Tuesday, 21 December 2010

Primary A/C Breaker Fail – APC BR1500LCD and Intel SC5299BRP Dual PSU Fail

One of our clients had a primary breaker pop on Friday last week when an appliance was turned on while someone was running an oven’s self-clean cycle.

When the power failed it somehow managed to kill the APC BR1500LCD UPS protecting the server. The end result of the UPS being taken out was that both power supplies in the redundant PSU setup also failed.

The server was configured as follows:

  • Intel Xeon X3220 Series CPU
  • Intel S3210SHLX Server Board
  • 4GB RAM
  • Intel RAID Controller SRCSASRB + BBU
  • 500GB Seagate ES series drives in dual RAID 1 arrays.
  • Intel SC5299BRP with both PSUs.

Intel sent out a pair of replacement PSUs which fired up the hardware with no issues.

The BR1500LCD’s onboard display normally shows about 20 to 30 minutes of runtime on any given day. It now reads 1 minute so it will also be replaced.

We were fortunate that the spontaneous shutdown of SBS 2003 R2 Premium with ISA installed did not in some way mess up Exchange or Active Directory.

We ran a few reboot cycles and an update cycle checking to make sure that the Exchange database was happy in between each cycle which it was. We had their ShadowProtect backup on standby if there was a need to recover the server.

The final reboot happened in about 1/3 the time the first boot up after plugging in the new PSUs did. We will be keeping a close eye on this box to make sure everything stays happy.
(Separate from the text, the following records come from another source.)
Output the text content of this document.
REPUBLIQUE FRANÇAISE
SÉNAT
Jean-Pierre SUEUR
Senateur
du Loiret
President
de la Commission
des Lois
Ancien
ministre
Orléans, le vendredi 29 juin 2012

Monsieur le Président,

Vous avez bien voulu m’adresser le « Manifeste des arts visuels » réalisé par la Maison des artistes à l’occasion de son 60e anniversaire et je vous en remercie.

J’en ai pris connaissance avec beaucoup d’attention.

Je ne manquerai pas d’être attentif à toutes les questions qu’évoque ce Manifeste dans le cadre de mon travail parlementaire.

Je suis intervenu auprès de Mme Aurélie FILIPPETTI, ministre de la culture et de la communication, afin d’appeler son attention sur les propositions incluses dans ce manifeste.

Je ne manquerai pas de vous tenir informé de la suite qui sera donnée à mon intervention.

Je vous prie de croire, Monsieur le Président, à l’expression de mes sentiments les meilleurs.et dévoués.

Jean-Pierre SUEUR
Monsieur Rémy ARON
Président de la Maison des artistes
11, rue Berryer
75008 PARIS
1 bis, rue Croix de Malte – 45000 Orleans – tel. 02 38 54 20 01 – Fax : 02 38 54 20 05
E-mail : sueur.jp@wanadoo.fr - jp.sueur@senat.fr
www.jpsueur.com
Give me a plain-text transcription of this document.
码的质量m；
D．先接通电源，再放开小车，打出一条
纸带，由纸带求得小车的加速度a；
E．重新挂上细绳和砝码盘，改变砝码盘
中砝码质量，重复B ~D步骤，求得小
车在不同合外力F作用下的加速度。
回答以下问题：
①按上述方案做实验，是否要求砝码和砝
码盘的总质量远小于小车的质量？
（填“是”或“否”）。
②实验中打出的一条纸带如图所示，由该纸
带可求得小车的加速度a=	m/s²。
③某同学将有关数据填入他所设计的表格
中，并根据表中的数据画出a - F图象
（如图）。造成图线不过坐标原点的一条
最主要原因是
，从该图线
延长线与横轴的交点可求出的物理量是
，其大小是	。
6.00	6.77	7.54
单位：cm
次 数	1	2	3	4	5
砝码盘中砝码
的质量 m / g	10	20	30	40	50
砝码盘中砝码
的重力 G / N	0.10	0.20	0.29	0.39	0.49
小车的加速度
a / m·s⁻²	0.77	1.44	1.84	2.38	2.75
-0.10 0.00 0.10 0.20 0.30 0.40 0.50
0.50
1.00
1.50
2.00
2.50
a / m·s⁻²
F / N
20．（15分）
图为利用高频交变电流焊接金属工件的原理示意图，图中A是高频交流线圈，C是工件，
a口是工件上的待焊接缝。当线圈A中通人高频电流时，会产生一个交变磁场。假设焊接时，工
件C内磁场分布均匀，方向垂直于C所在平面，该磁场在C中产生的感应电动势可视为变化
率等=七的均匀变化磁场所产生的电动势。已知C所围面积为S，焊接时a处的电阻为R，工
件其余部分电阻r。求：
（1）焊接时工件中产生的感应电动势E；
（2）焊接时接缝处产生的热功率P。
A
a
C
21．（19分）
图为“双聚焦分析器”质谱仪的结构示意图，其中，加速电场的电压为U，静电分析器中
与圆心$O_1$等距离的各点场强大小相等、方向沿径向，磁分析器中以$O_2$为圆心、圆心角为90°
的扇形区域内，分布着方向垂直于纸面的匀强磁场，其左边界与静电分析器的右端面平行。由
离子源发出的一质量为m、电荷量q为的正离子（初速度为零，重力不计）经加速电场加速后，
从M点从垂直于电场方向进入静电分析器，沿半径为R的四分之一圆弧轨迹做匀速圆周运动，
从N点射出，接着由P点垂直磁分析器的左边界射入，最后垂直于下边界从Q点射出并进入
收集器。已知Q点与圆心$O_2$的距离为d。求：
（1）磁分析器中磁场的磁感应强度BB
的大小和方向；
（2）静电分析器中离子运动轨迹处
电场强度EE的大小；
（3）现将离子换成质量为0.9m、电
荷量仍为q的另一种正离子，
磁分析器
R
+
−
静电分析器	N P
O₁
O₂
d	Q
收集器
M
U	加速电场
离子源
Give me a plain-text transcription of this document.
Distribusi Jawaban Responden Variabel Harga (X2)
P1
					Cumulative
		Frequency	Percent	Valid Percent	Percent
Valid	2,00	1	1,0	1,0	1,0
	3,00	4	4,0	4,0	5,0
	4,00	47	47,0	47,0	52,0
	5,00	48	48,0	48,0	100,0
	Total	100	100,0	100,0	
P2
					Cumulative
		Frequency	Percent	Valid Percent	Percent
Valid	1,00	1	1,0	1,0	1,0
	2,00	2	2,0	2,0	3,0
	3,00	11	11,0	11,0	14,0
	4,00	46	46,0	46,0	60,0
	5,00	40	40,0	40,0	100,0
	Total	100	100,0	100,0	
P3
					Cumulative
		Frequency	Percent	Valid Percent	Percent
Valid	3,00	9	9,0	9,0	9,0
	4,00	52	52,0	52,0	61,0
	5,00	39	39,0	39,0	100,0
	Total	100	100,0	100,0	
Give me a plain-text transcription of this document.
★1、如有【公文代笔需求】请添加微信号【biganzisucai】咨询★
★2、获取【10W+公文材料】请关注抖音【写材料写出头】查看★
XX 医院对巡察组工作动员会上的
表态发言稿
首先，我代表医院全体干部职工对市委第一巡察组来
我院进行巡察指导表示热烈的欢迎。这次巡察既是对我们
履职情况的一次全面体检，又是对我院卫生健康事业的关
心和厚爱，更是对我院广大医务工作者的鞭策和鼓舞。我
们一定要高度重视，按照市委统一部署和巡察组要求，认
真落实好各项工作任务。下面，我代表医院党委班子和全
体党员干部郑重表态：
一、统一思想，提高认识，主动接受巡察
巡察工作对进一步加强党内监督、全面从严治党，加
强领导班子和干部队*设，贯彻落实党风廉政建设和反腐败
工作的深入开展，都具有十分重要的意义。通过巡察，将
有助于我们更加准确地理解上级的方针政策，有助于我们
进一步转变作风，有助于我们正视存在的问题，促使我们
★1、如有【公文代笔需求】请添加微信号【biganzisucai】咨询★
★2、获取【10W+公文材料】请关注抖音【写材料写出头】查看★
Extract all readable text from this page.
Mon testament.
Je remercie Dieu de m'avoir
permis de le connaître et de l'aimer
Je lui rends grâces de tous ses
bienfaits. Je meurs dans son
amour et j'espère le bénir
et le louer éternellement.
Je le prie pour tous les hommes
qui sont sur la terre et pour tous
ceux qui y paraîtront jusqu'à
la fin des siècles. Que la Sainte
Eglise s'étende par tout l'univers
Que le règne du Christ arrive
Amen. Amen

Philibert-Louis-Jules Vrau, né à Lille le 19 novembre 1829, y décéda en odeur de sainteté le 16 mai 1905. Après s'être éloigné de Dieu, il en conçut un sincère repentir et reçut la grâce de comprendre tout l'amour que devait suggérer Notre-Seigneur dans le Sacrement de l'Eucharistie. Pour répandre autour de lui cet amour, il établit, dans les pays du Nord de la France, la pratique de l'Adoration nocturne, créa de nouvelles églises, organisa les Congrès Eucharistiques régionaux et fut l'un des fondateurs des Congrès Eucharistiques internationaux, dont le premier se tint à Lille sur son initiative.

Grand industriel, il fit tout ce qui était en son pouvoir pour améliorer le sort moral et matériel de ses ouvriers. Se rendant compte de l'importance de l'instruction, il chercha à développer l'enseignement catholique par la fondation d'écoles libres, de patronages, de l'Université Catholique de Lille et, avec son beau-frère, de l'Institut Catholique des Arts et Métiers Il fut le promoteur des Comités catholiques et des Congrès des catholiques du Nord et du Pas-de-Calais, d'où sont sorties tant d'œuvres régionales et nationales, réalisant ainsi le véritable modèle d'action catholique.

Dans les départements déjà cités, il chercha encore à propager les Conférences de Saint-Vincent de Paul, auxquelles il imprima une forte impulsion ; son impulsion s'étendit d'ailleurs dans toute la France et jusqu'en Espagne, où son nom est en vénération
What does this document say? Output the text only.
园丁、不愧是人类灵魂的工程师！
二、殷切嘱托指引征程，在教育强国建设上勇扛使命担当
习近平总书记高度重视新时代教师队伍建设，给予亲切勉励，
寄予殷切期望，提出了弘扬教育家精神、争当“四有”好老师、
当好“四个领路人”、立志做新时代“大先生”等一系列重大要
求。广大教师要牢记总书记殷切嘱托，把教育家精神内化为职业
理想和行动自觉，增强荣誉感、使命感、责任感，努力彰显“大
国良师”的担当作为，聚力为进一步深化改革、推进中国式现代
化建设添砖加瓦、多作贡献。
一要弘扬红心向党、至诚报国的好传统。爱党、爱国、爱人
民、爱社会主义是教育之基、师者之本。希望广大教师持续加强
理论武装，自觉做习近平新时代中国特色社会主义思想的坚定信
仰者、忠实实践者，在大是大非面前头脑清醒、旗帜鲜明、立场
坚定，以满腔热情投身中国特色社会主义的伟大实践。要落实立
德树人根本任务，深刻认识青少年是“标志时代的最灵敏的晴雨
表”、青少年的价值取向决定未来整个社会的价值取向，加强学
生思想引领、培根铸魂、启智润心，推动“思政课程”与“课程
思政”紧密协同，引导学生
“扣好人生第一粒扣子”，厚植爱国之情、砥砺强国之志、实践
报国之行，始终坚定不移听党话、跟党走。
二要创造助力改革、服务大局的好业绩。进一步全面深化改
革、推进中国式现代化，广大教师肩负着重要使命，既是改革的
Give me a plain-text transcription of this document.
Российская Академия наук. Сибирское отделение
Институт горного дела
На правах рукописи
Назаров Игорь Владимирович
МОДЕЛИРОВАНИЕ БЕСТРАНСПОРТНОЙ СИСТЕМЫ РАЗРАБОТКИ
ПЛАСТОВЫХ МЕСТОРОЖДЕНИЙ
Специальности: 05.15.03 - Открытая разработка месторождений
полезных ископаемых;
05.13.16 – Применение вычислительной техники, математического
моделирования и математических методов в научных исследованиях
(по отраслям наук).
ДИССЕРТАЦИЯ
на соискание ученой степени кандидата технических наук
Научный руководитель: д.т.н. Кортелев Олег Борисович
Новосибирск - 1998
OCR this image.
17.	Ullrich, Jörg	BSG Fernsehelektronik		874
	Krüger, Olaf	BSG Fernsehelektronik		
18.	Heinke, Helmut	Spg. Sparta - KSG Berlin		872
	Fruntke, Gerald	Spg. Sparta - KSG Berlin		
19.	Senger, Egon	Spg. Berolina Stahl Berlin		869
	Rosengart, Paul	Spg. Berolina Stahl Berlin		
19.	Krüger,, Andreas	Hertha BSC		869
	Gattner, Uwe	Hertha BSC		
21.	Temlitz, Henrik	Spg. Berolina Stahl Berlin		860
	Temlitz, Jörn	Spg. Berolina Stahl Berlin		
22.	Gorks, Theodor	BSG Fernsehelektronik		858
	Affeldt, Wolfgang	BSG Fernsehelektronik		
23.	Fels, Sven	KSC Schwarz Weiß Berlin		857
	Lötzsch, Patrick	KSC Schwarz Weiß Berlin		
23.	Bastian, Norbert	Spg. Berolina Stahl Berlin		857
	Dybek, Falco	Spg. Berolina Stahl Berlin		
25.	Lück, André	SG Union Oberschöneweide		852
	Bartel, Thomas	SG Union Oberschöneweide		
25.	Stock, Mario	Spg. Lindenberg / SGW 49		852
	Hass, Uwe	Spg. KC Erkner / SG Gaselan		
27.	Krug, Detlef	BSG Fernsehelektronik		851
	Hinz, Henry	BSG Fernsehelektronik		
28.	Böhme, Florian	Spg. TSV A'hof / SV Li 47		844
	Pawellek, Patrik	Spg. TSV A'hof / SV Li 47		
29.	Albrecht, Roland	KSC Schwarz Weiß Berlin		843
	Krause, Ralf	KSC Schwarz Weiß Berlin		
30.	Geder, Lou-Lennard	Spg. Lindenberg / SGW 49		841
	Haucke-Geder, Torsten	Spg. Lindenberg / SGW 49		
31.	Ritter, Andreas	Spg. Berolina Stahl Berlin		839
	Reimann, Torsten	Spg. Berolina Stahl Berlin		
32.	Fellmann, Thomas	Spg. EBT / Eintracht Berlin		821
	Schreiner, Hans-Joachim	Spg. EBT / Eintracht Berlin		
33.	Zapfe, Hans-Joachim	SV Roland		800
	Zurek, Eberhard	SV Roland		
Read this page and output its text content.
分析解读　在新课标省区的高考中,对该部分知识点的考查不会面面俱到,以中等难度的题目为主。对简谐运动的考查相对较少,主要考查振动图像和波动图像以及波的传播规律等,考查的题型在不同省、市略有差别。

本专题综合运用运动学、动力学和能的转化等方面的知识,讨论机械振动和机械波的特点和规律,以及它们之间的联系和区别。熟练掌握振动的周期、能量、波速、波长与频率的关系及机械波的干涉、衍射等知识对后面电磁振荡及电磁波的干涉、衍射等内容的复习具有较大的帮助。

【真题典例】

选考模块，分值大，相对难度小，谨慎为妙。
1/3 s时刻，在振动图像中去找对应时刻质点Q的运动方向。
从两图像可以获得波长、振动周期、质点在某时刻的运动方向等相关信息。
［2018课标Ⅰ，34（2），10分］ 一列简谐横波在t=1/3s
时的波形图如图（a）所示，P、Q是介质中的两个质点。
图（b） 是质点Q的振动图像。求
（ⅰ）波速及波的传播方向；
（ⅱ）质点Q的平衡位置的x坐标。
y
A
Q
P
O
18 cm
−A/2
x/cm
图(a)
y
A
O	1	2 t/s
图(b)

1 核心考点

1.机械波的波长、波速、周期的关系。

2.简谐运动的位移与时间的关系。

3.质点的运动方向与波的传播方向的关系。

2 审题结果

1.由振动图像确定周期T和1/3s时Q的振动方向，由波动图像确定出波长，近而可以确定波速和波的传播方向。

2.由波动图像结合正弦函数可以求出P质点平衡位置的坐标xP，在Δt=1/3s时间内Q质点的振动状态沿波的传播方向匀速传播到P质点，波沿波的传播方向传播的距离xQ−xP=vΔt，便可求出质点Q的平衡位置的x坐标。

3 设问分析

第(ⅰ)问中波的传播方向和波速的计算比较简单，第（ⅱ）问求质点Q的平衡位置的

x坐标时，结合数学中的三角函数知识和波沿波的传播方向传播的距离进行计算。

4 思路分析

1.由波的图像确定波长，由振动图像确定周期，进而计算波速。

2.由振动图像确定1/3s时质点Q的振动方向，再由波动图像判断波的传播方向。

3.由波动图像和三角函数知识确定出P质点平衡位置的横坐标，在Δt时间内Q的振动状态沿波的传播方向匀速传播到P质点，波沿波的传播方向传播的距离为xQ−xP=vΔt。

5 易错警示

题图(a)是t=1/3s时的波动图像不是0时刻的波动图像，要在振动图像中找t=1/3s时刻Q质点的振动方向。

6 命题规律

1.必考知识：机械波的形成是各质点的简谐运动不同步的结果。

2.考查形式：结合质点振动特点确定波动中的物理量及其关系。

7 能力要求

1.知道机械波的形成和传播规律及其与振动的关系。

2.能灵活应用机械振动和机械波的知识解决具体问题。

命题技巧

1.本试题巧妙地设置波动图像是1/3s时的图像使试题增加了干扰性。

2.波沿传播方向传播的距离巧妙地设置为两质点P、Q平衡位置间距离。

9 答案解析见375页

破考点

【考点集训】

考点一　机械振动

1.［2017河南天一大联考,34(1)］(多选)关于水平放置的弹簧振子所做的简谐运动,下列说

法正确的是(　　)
It just goes to show that even with a good UPS in front of a system that includes line levelling that there are no guarantees.

Nothing replaces having a good backup that is known to recover without issues. The stress levels are so much lower when we know we have a fall back in the midst of a server down situation.

Philip Elder
MPECS Inc.
Microsoft Small Business Specialists
Co-Author: SBS 2008 Blueprint Book

*Our original iMac was stolen (previous blog post). We now have a new MacBook Pro courtesy of Vlad Mazek, owner of OWN.

Windows Live Writer

3 comments:

stryqx said...

Even though the Back-UPS has a zero clamping response time it does have about 5% surge let-through. Depending on the size of the surge this can be enough to kill anything on the output circuit.

Something like a Smart-UPS has a much smaller surge let-through and also has a higher surge energy rating for the same sized UPS. Which is why you pay more for them as well. As you start increasing in VA size it's best to look at a decent UPS, rather than the toys.

Online UPSes tend to handle large surges better due to the AC-DC-AC conversion process and more circuitry in between the input power and the output power. Large surges tend to blow the input filters and rectifier and occasionally the inverter and battery charger.

Also redundant power supplies should always go to separate power sources. No point having your redundant power supplies hooked up to the same single point of failure.

And then there's always the old cliche - a fuse only exists to provide a circuit long enough to blow up whatever it's supposed to be protecting :-)

Philip Elder Cluster MVP said...

Chris,

The APC Smart-UPS SC 1500VA shows a 5% IEEE surge let-through. $549.00

The APC Smart-UPS 1500VA LCD SMT1500 shows a 0.3% IEEE surge let-through. $800

Now the BR1500LCD was about $329.00 so there is definitely a step up if we want the higher surge filtering capabilities. In this case our client is a non-profit and the extra $500 would not be there.

But, this is definitely something to look at going forward.

Thanks,

Philip

Paul said...

Ah, UPS'! I have more trouble with UPS' than power failures. I only use APC too.